Erlöse und Gewinn deutlich unter Vorjahr
Der Nettoumsatz fiel auf 1.164,9 Milliarden Yen. Im Vorjahr waren es noch 1.671,8 Milliarden Yen, das sind 30,3 Prozent weniger. Das Betriebsergebnis sackte um 46,6 Prozent auf 282,5 Milliarden Yen, die operative Marge rutschte von 31,6 auf 24,3 Prozent. Beim Periodengewinn, der den Anteilseignern zugerechnet wird, blieben 278,8 Milliarden Yen übrig, nach zuvor 490,6 Milliarden Yen, ein Rückgang von 43,2 Prozent. Auf der Softwareseite verkaufte Nintendo 155,41 Millionen Einheiten an Erst- und Drittanbietertiteln. Das Bild passt zum geplanten Wechsel zwischen zwei Hardware-Generationen: Die alte Plattform verliert Schwung, die neue taucht in den Büchern noch gar nicht auf.
Switch 2 startet am 5. Juni 2025 mit 15-Millionen-Prognose
Für das laufende Geschäftsjahr, das am 31. März 2026 endet, rechnet Nintendo mit dem Marktstart der Nintendo Switch 2 am 5. Juni 2025. Bei der Hardware veranschlagt das Unternehmen 15,00 Millionen Einheiten für die neue Konsole, bei der Software 45,00 Millionen verkaufte Spiele.

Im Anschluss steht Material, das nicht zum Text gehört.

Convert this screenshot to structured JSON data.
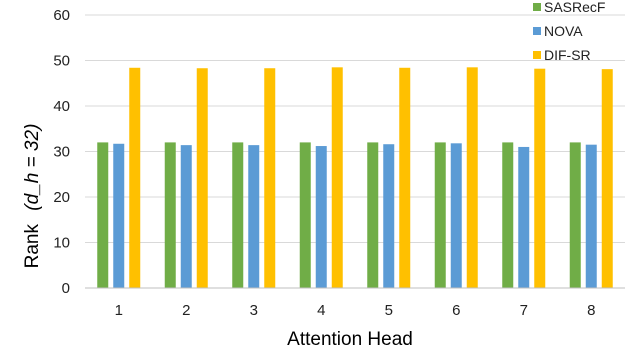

In dieser Software-Zahl stecken gebündelte Versionen wie das im Switch-2-Bundle enthaltene Mario Kart World nicht drin. Für die weiterhin erhältliche erste Switch-Generation kalkuliert Nintendo mit 4,50 Millionen Konsolen und 105,00 Millionen Software-Einheiten. Unterm Strich erwartet das Unternehmen einen Nettoumsatz von 1.900,0 Milliarden Yen, ein Plus von 63,1 Prozent, und ein Betriebsergebnis von 320,0 Milliarden Yen, was einem Zuwachs von 13,3 Prozent entspricht. Die rund zehn ersten Verkaufsmonate der Switch 2 fallen damit in den Anlauf eines neuen Hardware-Zyklus, dessen Stückzahlen Nintendo bewusst niedrig ansetzt.